Ne yazık ki Türk öğrenciler, Türk mille eğitimin kendilerine verdiği bilgiyle girdikleri uluslararası sınavlarda en sonuncu çıkıyor. Bu millet geçmişte büyük medeniyetler kurmuş bir millet olarak böyle bir bilgi sınavında sonuncu olacak ne yaptı. Buna razı olabilir miyiz? Böyle bir kifayetsizlikle geleceğimizi nasıl kurabiliriz. Dünyayla nasıl rekabet edebiliriz. Adalet yok diyorsunuz, '19 tane adalet sarayı yaptık' diyor. Helal olsun.
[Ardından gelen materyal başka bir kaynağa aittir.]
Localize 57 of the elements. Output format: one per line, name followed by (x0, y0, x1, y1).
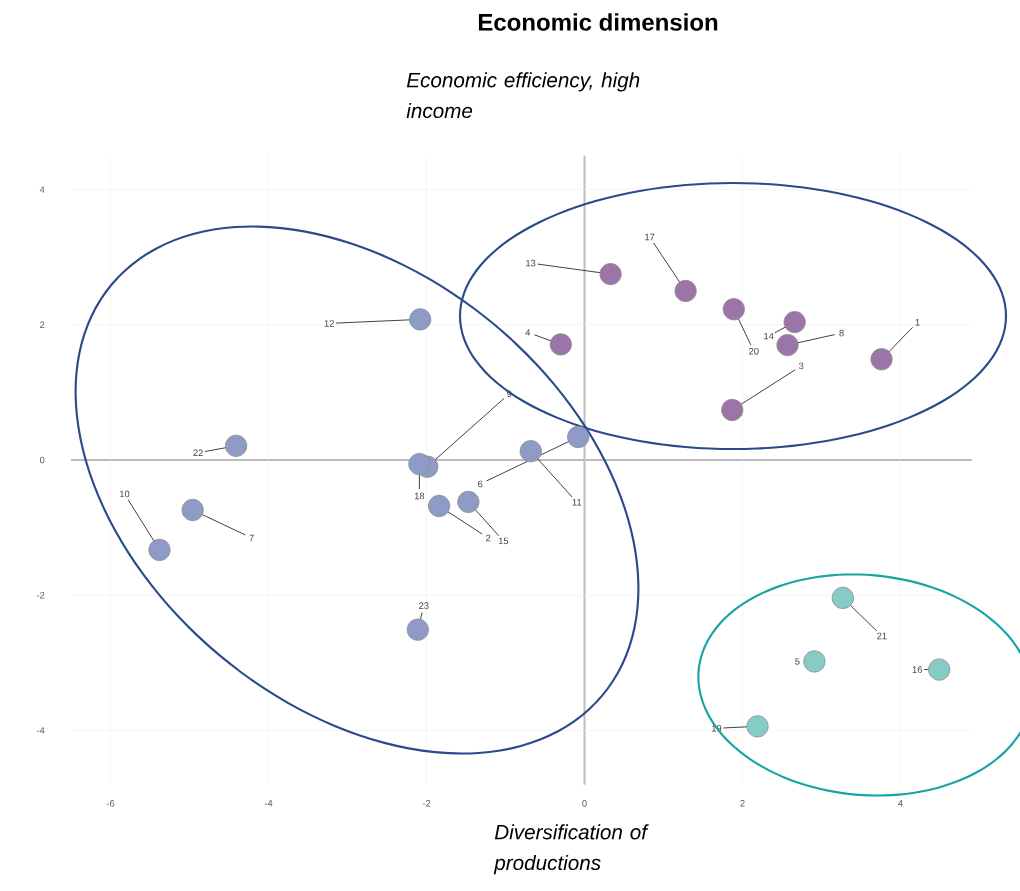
annotation: 10 (120, 490, 130, 498)
point (519, 440, 542, 463)
annotation: 23 (419, 602, 429, 609)
point (674, 279, 697, 303)
x-tick-label: -6 (106, 800, 115, 807)
point (599, 263, 622, 286)
point (928, 658, 951, 681)
annotation: 3 (799, 362, 804, 370)
annotation: 17 (645, 233, 655, 241)
annotation: 8 (839, 329, 844, 337)
point (746, 715, 769, 738)
point (722, 298, 745, 321)
x-tick-label: -4 (264, 800, 273, 807)
annotation: 6 (478, 480, 483, 488)
annotation: 22 (193, 449, 203, 457)
annotation: 12 (324, 320, 334, 327)
point (148, 538, 171, 561)
point (181, 498, 204, 522)
point (783, 311, 806, 334)
y-tick-label: 2 (40, 321, 45, 329)
x-axis-title: Diversification of productions (493, 824, 649, 875)
point (776, 334, 799, 357)
y-tick-label: 4 (39, 186, 45, 193)
point (408, 452, 431, 476)
x-tick-label: 0 (582, 800, 587, 807)
annotation: 1 (915, 319, 920, 326)
point (870, 348, 893, 371)
point (831, 586, 854, 609)
annotation: 18 (414, 492, 425, 500)
x-tick-label: 2 (740, 800, 745, 807)
point (549, 333, 572, 356)
annotation: 11 (572, 499, 582, 506)
annotation: 20 (749, 347, 759, 355)
point (457, 490, 480, 513)
point (406, 618, 429, 641)
point (721, 398, 744, 422)
point (803, 650, 826, 673)
point (409, 308, 432, 331)
chart-title: Economic dimension (478, 13, 718, 31)
annotation: 16 (912, 666, 922, 673)
annotation: 7 (249, 534, 254, 542)
y-axis-title: Economic efficiency, high income (406, 72, 640, 119)
y-tick-label: -2 (36, 591, 45, 599)
y-tick-label: 0 (39, 456, 45, 464)
annotation: 15 (498, 537, 509, 545)
x-tick-label: 4 (898, 800, 903, 807)
annotation: 4 (525, 329, 531, 336)
annotation: 13 (526, 259, 536, 267)
point (428, 494, 451, 518)
y-tick-label: -4 (36, 727, 45, 734)
annotation: 2 (486, 534, 491, 542)
annotation: 5 (795, 658, 800, 665)
point (567, 425, 590, 449)
x-tick-label: -2 (422, 800, 431, 807)
annotation: 14 (764, 332, 774, 340)
point (225, 434, 248, 457)
annotation: 21 (877, 632, 887, 640)
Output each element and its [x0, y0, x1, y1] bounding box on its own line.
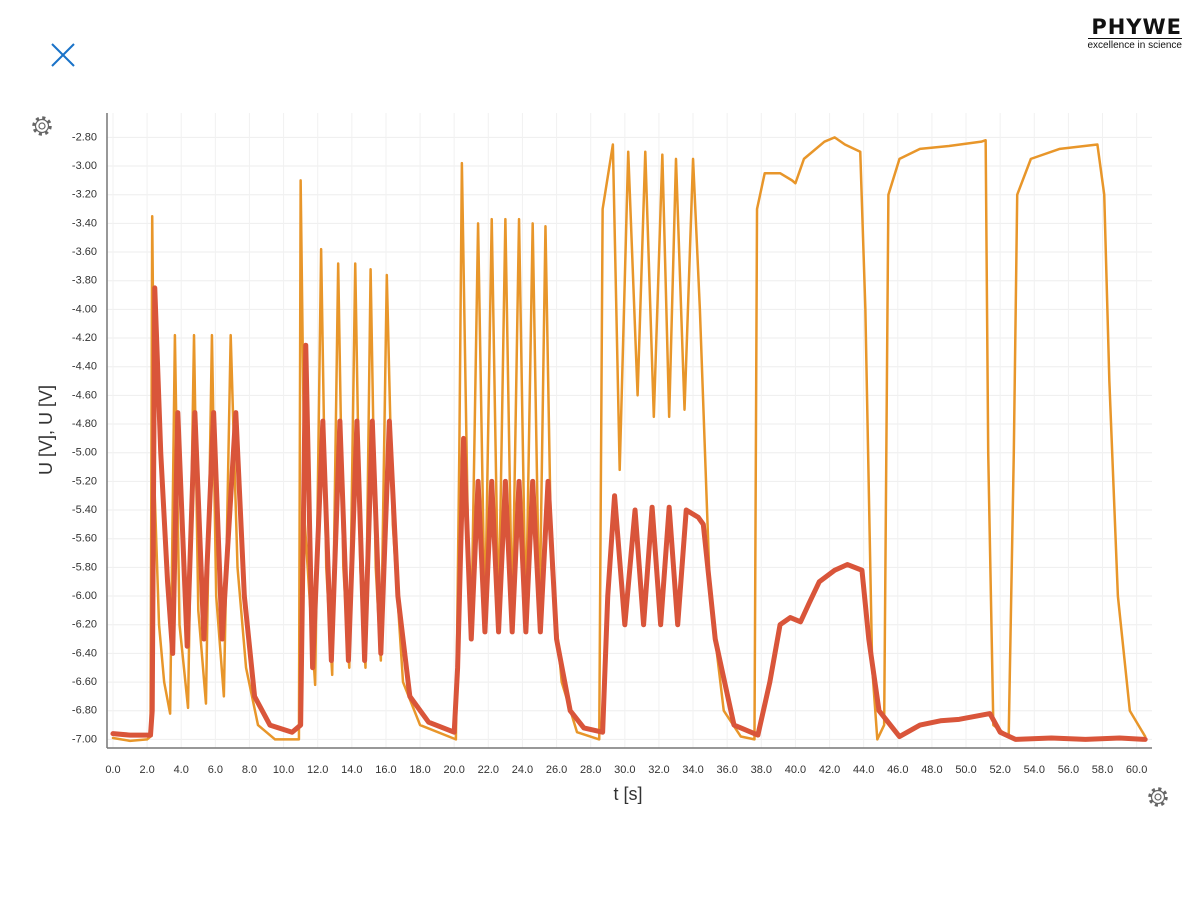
x-tick-label: 40.0	[785, 764, 806, 776]
x-tick-label: 24.0	[512, 764, 533, 776]
y-tick-label: -4.00	[72, 303, 97, 315]
gear-hub	[1154, 793, 1162, 801]
y-tick-label: -4.40	[72, 361, 97, 373]
y-tick-label: -7.00	[72, 733, 97, 745]
gear-hub	[38, 122, 46, 130]
plot-lines	[110, 136, 1148, 743]
gear-ring	[1150, 789, 1166, 805]
x-tick-label: 26.0	[546, 764, 567, 776]
y-tick-label: -6.40	[72, 647, 97, 659]
x-tick-label: 44.0	[853, 764, 874, 776]
x-tick-label: 0.0	[105, 764, 120, 776]
gear-teeth	[1148, 787, 1168, 807]
x-tick-label: 16.0	[375, 764, 396, 776]
x-axis-title: t [s]	[613, 784, 642, 804]
y-tick-label: -2.80	[72, 131, 97, 143]
y-tick-label: -5.80	[72, 561, 97, 573]
y-axis-settings[interactable]	[32, 116, 52, 136]
logo-tagline: excellence in science	[1087, 38, 1182, 51]
y-tick-label: -4.60	[72, 389, 97, 401]
x-tick-label: 2.0	[139, 764, 154, 776]
x-tick-label: 50.0	[955, 764, 976, 776]
x-tick-label: 60.0	[1126, 764, 1147, 776]
x-tick-label: 48.0	[921, 764, 942, 776]
close-button[interactable]	[51, 43, 75, 67]
x-tick-label: 8.0	[242, 764, 257, 776]
gear-ring	[34, 118, 50, 134]
y-tick-label: -3.00	[72, 160, 97, 172]
data-line	[110, 285, 1148, 742]
logo-text: PHYWE	[1091, 15, 1182, 39]
x-tick-label: 22.0	[478, 764, 499, 776]
x-tick-label: 42.0	[819, 764, 840, 776]
x-tick-label: 54.0	[1024, 764, 1045, 776]
y-tick-label: -6.00	[72, 590, 97, 602]
x-tick-label: 10.0	[273, 764, 294, 776]
y-tick-label: -3.60	[72, 246, 97, 258]
x-tick-label: 20.0	[443, 764, 464, 776]
y-tick-label: -6.80	[72, 705, 97, 717]
x-tick-label: 6.0	[208, 764, 223, 776]
y-axis-title: U [V], U [V]	[36, 385, 56, 475]
x-tick-label: 58.0	[1092, 764, 1113, 776]
close-icon-stroke	[51, 43, 75, 67]
x-tick-label: 56.0	[1058, 764, 1079, 776]
y-tick-label: -3.20	[72, 189, 97, 201]
x-axis-settings[interactable]	[1148, 787, 1168, 807]
y-tick-label: -5.00	[72, 447, 97, 459]
ticks: -7.00 -6.80 -6.60 -6.40 -6.20 -6.00 -5.80 -5.60…	[72, 131, 1147, 776]
gear-teeth	[32, 116, 52, 136]
y-tick-label: -6.20	[72, 619, 97, 631]
x-tick-label: 28.0	[580, 764, 601, 776]
x-tick-label: 14.0	[341, 764, 362, 776]
x-tick-label: 4.0	[174, 764, 189, 776]
x-tick-label: 32.0	[648, 764, 669, 776]
y-tick-label: -5.20	[72, 475, 97, 487]
x-tick-label: 46.0	[887, 764, 908, 776]
y-tick-label: -3.80	[72, 275, 97, 287]
x-tick-label: 52.0	[989, 764, 1010, 776]
x-tick-label: 36.0	[716, 764, 737, 776]
y-tick-label: -4.20	[72, 332, 97, 344]
y-tick-label: -3.40	[72, 217, 97, 229]
x-tick-label: 12.0	[307, 764, 328, 776]
x-tick-label: 18.0	[409, 764, 430, 776]
y-tick-label: -5.60	[72, 533, 97, 545]
x-tick-label: 38.0	[751, 764, 772, 776]
y-tick-label: -6.60	[72, 676, 97, 688]
brand-logo: PHYWE excellence in science	[1087, 15, 1182, 51]
y-tick-label: -5.40	[72, 504, 97, 516]
y-tick-label: -4.80	[72, 418, 97, 430]
x-tick-label: 30.0	[614, 764, 635, 776]
data-line	[111, 136, 1147, 743]
x-tick-label: 34.0	[682, 764, 703, 776]
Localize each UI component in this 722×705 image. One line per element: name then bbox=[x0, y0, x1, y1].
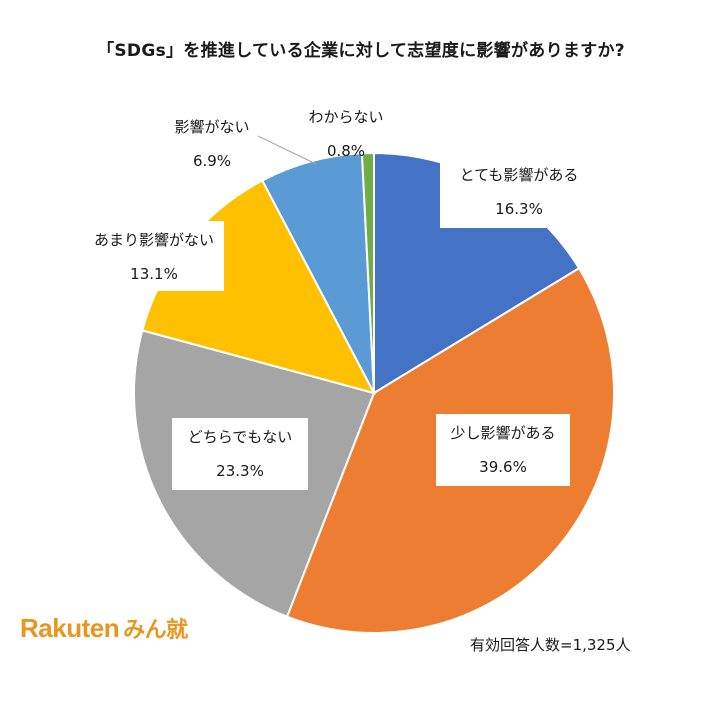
slice-label-4-value: 6.9% bbox=[192, 152, 232, 170]
leader-line bbox=[257, 135, 317, 165]
logo-sub: みん就 bbox=[123, 617, 188, 642]
rakuten-minshu-logo: Rakuten みん就 bbox=[20, 612, 188, 644]
slice-label-3-name: あまり影響がない bbox=[93, 231, 214, 249]
slice-label-5-value: 0.8% bbox=[326, 142, 366, 160]
slice-label-4: 影響がない 6.9% bbox=[164, 110, 260, 178]
slice-label-4-name: 影響がない bbox=[174, 118, 250, 136]
slice-label-2-name: どちらでもない bbox=[187, 428, 293, 446]
respondent-count: 有効回答人数=1,325人 bbox=[470, 636, 631, 654]
slice-label-1: 少し影響がある 39.6% bbox=[436, 414, 570, 486]
slice-label-1-name: 少し影響がある bbox=[450, 424, 556, 442]
slice-label-3-value: 13.1% bbox=[130, 265, 178, 283]
chart-title: 「SDGs」を推進している企業に対して志望度に影響がありますか? bbox=[97, 41, 625, 61]
slice-label-5: わからない 0.8% bbox=[298, 100, 394, 168]
pie-slice-5 bbox=[360, 151, 375, 394]
slice-label-5-name: わからない bbox=[308, 108, 384, 126]
slice-label-0-value: 16.3% bbox=[495, 200, 543, 218]
slice-label-0-name: とても影響がある bbox=[459, 166, 579, 184]
logo-brand: Rakuten bbox=[20, 613, 120, 643]
slice-label-0: とても影響がある 16.3% bbox=[440, 156, 598, 228]
slice-label-3: あまり影響がない 13.1% bbox=[84, 221, 224, 291]
slice-label-2: どちらでもない 23.3% bbox=[172, 418, 308, 490]
slice-label-2-value: 23.3% bbox=[216, 462, 264, 480]
slice-label-1-value: 39.6% bbox=[479, 458, 527, 476]
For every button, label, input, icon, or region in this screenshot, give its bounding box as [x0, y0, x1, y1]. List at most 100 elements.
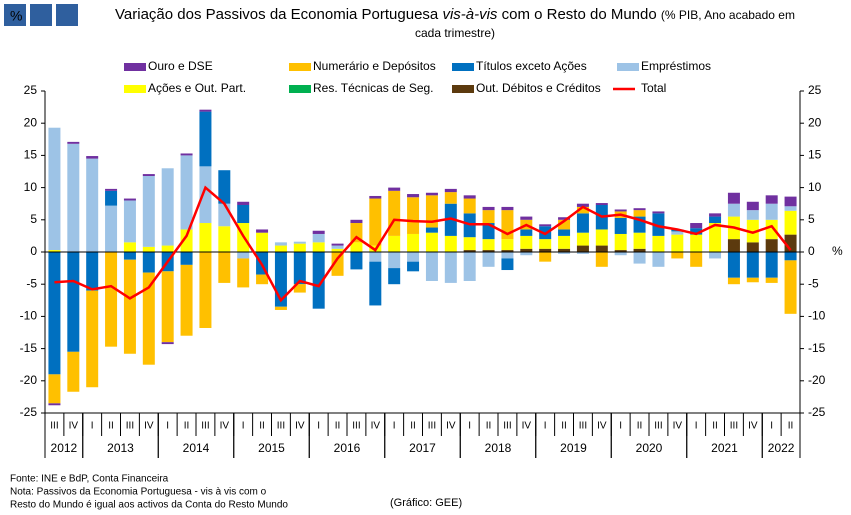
- x-tick-label: III: [503, 421, 511, 432]
- y-tick-label: -15: [20, 341, 38, 355]
- bar: [142, 252, 155, 273]
- x-tick-label: III: [277, 421, 285, 432]
- bar: [727, 203, 740, 217]
- bar: [123, 200, 136, 243]
- bar: [520, 229, 533, 236]
- bar: [690, 252, 703, 267]
- y-tick-label: 15: [808, 148, 822, 162]
- bar: [218, 252, 231, 283]
- bar: [463, 250, 476, 252]
- x-tick-label: IV: [597, 421, 607, 432]
- bar: [142, 272, 155, 365]
- bar: [595, 203, 608, 205]
- bar: [237, 252, 250, 259]
- bar: [652, 235, 665, 252]
- bar: [86, 252, 99, 291]
- bar: [671, 231, 684, 235]
- x-tick-label: III: [579, 421, 587, 432]
- x-tick-label: IV: [522, 421, 532, 432]
- bar: [199, 166, 212, 224]
- bar: [142, 246, 155, 252]
- bar: [558, 252, 571, 254]
- x-tick-label: IV: [673, 421, 683, 432]
- bar: [293, 241, 306, 244]
- bar: [237, 201, 250, 205]
- bar: [180, 264, 193, 336]
- bar: [312, 233, 325, 243]
- bar: [482, 210, 495, 224]
- bar: [67, 252, 80, 352]
- bar: [746, 201, 759, 211]
- y-tick-label: 25: [24, 83, 38, 97]
- y-tick-label: 0: [808, 244, 815, 258]
- bar: [388, 235, 401, 252]
- y-tick-label: 5: [30, 212, 37, 226]
- bar: [652, 252, 665, 267]
- bar: [727, 239, 740, 252]
- bar: [709, 223, 722, 252]
- bar: [350, 252, 363, 270]
- x-tick-label: IV: [371, 421, 381, 432]
- x-tick-label: II: [335, 421, 341, 432]
- bar: [463, 195, 476, 199]
- bar: [425, 192, 438, 196]
- bar: [425, 252, 438, 281]
- bar: [237, 204, 250, 224]
- bar: [633, 210, 646, 217]
- bar: [558, 217, 571, 220]
- bar: [293, 284, 306, 293]
- bar: [444, 188, 457, 193]
- bar: [388, 268, 401, 285]
- bar: [690, 234, 703, 252]
- x-tick-label: IV: [220, 421, 230, 432]
- x-tick-label: I: [242, 421, 245, 432]
- x-tick-label: I: [695, 421, 698, 432]
- bar: [671, 252, 684, 259]
- x-tick-label: II: [410, 421, 416, 432]
- bar: [652, 213, 665, 236]
- bar: [48, 403, 61, 406]
- x-tick-label: I: [317, 421, 320, 432]
- bar: [256, 232, 269, 252]
- bar: [331, 243, 344, 246]
- x-tick-label: II: [108, 421, 114, 432]
- bar: [293, 243, 306, 252]
- bar: [105, 188, 118, 191]
- bar: [369, 195, 382, 199]
- bar: [614, 209, 627, 212]
- bar: [444, 252, 457, 283]
- chart-title: Variação dos Passivos da Economia Portug…: [110, 6, 800, 42]
- bar: [539, 239, 552, 249]
- x-tick-label: IV: [144, 421, 154, 432]
- bar: [463, 252, 476, 281]
- bar: [199, 252, 212, 328]
- bar: [633, 208, 646, 211]
- bar: [558, 235, 571, 249]
- bar: [256, 274, 269, 285]
- year-label: 2021: [711, 441, 738, 455]
- y-tick-label: -20: [20, 373, 38, 387]
- bar: [482, 239, 495, 251]
- legend-swatch: [452, 85, 474, 93]
- note: Resto do Mundo é igual aos activos da Co…: [10, 500, 288, 511]
- logo-square: [56, 4, 78, 26]
- bar: [369, 261, 382, 306]
- y-label: %: [832, 244, 843, 258]
- x-tick-label: I: [619, 421, 622, 432]
- bar: [558, 219, 571, 230]
- bar: [218, 203, 231, 227]
- logo-square: [4, 4, 26, 26]
- y-tick-label: -5: [808, 276, 819, 290]
- bar: [652, 211, 665, 214]
- x-tick-label: III: [730, 421, 738, 432]
- bar: [105, 205, 118, 252]
- bar: [709, 252, 722, 259]
- bar: [709, 213, 722, 217]
- title-italic: vis-à-vis: [442, 6, 498, 23]
- bar: [350, 223, 363, 243]
- bar: [350, 242, 363, 252]
- bar: [407, 233, 420, 252]
- year-label: 2020: [636, 441, 663, 455]
- x-tick-label: II: [561, 421, 567, 432]
- y-tick-label: 20: [808, 115, 822, 129]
Aklınız bu kadar çalışıyor. Türkiye'de hastanelerin tamamını 1 kişilik 2 kişilik odalar biçiminde yapmak mümkün. İnsanlarımızı en mahrem zamanlarında 8-10 kişilik koğuşlara sokmak kader değil. Yapmayacaksınız, kiralayacaksınız. İnşaat için ayrılan ödeneklerinizi 10 yıl otuz yıl vadeli kiralayacaksınız. Okul standardım budur. Adalet Sarayı bina standardım budur, yaşlılar bakım evi standardım budur. 20 yıl 30 yıl süreli kiralayacaksınız. Bakın neler olur" açıklamasında bulundu.
Mumcu konuşmasında, AK Parti'nin CHP gibi bir muhalefeti bulduğunu söyleyerek, CHP'nin laiklik, başörtüsü dediğini AK Parti'nin de buna cevap verdiğini belirtti ve "Karagöz-Hacivat, Kavuklu-Pişekar oynayıp duracaksın. Peki işsizlik peki sefalet, peki yokluk, çay simit hesabından hesap tutuyor ya daha ne istiyorsunuz?" şeklinde sözlerini tamamladı.